Heads-Up: GoDaddy Broke the Interwebs...

Drew Weaver drew.weaver at thenap.com
Wed Sep 12 20:13:15 UTC 2012


I just wanted to make one quick point.

Cloudflare is not a competitor of GoDaddy in any sense except that they are "involved in DNS" and they both have a web site.

CloudFlare has also been known to "give up" and dump small to medium sized PPS attacks onto the end target without notification and there doesn't seem to be any threshold or policy in place for when they do that.

Thanks,
-Drew



-----Original Message-----
From: Naveen Nathan [mailto:naveen at lastninja.net] 
Sent: Wednesday, September 12, 2012 2:44 AM
To: nanog at nanog.org
Subject: Re: Heads-Up: GoDaddy Broke the Interwebs...

> we do not know what happened.  we have an apology, not an explanation 
> or reasonable post mortem.  all else is conjecturbation.

Agreed. And as Chris and Kyle pointed out, there is no indication that the problems were present in the BGP DFT, and the issues could've occured over iBGP. I completely concur with this, and do not preclude it as an explanation.

But I would just like to put this out there.

In the past, GoDaddy has clashed with the Internet due to their initial stance on SOPA, which resulted in a noticeable loss of customers and generated a significant amount of bad press.

Now, there's a lot of conjecture as to what caused their outage.
But the most harm to GoDaddy would be reporting that they had a security breach or DoS/DDoS attack which would instill fear in their customer base.
The major media outlets had already picked this up and started to report foul play by Anonymous, denial of service attacks, or whatever.

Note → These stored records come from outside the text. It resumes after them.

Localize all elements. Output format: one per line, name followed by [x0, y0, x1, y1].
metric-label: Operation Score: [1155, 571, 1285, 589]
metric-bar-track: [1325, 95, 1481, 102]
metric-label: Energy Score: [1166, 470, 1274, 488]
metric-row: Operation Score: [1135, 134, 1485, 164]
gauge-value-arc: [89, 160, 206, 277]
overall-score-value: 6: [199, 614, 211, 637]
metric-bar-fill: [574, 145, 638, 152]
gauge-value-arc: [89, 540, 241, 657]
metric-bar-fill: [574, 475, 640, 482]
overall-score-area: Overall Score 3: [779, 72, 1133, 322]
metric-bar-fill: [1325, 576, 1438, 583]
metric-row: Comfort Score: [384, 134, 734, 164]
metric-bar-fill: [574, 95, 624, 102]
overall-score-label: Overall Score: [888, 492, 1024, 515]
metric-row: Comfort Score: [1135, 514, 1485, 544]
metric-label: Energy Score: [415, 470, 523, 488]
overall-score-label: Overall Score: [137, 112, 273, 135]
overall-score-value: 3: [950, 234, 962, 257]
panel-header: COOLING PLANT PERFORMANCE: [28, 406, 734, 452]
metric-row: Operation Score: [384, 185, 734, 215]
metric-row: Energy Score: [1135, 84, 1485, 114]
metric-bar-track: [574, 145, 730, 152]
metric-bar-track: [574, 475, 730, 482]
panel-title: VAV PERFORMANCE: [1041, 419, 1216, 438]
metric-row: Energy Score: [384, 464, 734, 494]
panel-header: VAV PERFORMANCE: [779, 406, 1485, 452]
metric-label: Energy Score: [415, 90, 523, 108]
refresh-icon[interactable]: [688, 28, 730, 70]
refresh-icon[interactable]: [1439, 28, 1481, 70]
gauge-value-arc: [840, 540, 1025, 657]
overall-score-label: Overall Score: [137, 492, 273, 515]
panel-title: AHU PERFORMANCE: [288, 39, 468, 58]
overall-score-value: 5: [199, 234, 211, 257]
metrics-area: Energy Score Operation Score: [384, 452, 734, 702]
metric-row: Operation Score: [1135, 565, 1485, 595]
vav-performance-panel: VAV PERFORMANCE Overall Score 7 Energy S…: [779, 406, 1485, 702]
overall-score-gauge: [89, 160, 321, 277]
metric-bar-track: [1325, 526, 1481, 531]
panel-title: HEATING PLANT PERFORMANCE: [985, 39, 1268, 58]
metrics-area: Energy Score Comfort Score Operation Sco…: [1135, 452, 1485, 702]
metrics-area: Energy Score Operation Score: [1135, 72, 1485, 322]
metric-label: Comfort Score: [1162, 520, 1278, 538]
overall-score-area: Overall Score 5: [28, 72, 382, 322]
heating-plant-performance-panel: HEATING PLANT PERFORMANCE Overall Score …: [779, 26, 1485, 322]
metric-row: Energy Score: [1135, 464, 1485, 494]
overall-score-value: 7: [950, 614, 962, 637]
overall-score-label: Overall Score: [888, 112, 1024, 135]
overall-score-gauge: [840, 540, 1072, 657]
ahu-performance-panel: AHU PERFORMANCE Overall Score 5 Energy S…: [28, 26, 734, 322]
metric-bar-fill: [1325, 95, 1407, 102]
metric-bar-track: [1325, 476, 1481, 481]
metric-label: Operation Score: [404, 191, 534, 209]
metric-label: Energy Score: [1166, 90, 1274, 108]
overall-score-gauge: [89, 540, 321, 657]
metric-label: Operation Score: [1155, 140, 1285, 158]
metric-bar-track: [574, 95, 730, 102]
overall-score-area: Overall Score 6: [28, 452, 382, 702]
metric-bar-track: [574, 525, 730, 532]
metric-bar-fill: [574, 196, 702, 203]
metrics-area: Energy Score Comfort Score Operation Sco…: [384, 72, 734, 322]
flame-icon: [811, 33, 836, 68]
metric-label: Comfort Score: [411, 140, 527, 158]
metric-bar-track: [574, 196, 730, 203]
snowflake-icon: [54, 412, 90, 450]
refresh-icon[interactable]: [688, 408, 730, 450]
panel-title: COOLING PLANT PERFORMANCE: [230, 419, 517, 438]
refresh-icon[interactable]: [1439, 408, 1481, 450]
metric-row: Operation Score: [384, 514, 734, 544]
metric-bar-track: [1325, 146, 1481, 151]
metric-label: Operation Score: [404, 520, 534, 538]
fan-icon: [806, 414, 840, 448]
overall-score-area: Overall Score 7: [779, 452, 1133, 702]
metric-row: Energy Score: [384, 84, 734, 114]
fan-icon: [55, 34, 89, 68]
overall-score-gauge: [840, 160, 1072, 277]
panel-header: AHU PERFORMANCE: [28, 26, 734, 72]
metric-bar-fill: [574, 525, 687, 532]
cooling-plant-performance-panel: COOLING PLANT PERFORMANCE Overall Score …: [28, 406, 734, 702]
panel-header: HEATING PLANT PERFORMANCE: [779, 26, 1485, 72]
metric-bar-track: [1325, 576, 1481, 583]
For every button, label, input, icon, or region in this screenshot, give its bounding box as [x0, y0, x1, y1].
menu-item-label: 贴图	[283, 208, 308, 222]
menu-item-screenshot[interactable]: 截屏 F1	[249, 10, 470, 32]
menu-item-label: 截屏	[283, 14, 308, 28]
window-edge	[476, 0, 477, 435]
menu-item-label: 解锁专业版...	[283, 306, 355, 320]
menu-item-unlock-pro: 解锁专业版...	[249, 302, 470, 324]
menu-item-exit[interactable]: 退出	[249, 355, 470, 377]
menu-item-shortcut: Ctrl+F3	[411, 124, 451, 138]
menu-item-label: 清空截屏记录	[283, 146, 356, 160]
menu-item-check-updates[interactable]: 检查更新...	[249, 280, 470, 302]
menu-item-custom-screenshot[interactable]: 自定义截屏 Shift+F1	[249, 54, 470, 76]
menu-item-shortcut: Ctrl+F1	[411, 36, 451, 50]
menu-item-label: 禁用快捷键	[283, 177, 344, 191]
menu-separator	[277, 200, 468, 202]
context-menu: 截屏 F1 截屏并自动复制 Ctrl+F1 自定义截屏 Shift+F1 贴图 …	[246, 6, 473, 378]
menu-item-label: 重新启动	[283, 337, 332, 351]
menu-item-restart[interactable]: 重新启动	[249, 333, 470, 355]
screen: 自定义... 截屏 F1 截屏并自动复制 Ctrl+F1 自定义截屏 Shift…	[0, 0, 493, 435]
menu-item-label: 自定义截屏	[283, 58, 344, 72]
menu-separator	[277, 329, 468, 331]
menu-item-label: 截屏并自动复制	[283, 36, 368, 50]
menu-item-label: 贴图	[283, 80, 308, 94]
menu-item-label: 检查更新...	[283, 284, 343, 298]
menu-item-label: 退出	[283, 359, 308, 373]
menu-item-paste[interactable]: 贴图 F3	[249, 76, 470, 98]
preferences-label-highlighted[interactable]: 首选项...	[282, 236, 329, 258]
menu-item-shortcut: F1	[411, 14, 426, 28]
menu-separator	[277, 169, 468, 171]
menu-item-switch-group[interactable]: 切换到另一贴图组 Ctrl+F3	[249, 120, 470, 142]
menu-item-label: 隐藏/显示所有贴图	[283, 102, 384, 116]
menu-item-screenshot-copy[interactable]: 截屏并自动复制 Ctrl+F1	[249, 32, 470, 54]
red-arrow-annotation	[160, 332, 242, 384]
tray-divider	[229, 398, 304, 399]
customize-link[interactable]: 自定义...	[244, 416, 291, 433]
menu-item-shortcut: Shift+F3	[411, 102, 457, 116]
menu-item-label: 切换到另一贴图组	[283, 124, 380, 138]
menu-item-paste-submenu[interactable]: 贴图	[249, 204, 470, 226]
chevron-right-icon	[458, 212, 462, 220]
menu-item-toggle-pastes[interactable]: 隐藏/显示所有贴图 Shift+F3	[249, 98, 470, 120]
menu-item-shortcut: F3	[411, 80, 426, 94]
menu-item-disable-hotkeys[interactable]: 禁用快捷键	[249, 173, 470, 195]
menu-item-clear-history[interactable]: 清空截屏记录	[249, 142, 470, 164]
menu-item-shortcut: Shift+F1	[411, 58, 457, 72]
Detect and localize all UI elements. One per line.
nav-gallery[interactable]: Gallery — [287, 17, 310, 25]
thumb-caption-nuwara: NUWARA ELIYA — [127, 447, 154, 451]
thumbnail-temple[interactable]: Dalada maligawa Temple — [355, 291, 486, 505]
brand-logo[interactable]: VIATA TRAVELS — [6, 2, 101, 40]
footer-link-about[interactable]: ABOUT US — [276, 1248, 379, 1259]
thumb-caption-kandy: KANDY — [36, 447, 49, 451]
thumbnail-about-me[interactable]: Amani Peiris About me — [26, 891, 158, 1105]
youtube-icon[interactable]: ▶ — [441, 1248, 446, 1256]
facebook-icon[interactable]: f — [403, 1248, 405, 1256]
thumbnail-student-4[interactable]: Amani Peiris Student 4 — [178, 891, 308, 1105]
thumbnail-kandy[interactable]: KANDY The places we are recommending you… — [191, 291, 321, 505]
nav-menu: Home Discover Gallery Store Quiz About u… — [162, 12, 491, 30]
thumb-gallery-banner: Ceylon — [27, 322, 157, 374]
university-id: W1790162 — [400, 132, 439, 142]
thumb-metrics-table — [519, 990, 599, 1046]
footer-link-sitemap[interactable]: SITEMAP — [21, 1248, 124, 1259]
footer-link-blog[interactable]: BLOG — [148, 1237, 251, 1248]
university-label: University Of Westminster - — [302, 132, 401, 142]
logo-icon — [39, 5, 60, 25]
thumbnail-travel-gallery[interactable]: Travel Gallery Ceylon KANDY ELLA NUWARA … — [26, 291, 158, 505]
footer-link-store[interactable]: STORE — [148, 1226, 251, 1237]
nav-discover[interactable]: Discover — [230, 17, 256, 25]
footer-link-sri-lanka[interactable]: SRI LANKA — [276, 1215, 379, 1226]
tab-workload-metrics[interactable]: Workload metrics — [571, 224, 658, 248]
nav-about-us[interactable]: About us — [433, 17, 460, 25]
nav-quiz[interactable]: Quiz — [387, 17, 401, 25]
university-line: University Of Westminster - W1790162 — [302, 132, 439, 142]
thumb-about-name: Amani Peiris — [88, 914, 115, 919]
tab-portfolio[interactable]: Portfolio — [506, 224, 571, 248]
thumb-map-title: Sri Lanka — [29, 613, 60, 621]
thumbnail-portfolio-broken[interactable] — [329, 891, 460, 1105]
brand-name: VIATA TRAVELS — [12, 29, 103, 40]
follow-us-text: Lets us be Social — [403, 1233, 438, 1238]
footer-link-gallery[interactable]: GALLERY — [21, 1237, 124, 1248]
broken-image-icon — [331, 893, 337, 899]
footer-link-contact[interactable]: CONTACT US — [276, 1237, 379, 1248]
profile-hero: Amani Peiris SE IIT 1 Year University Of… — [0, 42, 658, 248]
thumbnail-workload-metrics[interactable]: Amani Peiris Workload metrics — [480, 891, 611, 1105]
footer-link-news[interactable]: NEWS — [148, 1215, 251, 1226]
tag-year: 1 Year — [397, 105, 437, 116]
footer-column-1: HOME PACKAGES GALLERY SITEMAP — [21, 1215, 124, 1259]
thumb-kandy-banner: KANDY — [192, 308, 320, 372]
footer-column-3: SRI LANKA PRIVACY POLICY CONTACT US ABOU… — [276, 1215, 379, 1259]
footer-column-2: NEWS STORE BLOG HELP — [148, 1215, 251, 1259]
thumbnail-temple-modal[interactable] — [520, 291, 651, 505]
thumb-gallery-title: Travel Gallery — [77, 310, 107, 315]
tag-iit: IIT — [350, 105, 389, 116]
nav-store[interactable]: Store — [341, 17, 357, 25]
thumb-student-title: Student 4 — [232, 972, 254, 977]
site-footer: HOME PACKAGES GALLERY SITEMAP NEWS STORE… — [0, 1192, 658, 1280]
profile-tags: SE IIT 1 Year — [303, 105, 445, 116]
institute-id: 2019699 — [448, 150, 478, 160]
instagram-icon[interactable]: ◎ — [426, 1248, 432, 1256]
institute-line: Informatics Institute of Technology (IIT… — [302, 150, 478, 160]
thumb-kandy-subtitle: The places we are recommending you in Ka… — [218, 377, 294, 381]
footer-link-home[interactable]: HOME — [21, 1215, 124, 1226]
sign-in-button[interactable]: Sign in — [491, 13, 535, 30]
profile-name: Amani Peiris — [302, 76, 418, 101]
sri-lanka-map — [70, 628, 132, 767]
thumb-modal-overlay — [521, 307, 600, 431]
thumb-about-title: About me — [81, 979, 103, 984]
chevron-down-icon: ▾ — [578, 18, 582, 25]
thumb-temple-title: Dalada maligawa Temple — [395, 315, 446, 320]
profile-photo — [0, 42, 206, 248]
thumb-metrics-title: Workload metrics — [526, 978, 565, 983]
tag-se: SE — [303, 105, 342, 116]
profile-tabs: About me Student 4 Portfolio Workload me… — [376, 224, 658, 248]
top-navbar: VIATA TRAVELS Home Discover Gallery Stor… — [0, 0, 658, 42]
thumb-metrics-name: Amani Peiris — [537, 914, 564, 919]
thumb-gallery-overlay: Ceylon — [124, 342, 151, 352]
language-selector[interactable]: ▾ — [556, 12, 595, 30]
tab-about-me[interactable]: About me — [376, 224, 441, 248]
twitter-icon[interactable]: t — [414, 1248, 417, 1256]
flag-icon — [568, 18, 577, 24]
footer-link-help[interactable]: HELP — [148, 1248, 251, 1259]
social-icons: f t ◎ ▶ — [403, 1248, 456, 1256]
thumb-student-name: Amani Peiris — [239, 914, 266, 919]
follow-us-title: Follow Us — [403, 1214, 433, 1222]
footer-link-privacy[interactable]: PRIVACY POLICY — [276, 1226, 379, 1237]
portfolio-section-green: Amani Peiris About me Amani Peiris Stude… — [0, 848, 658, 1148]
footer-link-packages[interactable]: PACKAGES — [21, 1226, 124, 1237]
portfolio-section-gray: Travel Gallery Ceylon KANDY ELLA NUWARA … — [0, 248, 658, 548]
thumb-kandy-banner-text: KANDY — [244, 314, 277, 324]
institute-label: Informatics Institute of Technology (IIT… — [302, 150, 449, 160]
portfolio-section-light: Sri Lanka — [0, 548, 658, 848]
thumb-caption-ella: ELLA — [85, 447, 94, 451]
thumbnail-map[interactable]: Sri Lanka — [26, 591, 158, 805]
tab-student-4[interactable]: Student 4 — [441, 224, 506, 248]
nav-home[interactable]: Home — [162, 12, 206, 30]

To save face, it would make the most sense not to mention that a security breach or DoS/DDoS attack occured. Indicating a security breach would be immediate concern for any customer. If it was a DoS/DDoS attack, they're basically admitting that they don't have an infrastructure capable of withstanding or mitigating such attacks (which competitors such as Cloudfare do claim). So the best option would be to spread disinformation if either occured, and offer /generous/ service credit to earn back customer goodwill and confidence.

This is simply why I remain skeptical. And as I said earlier, it would be nice to receive more information of what actually happened, if GoDaddy, or anyone in the know with GoDaddy, would oblige.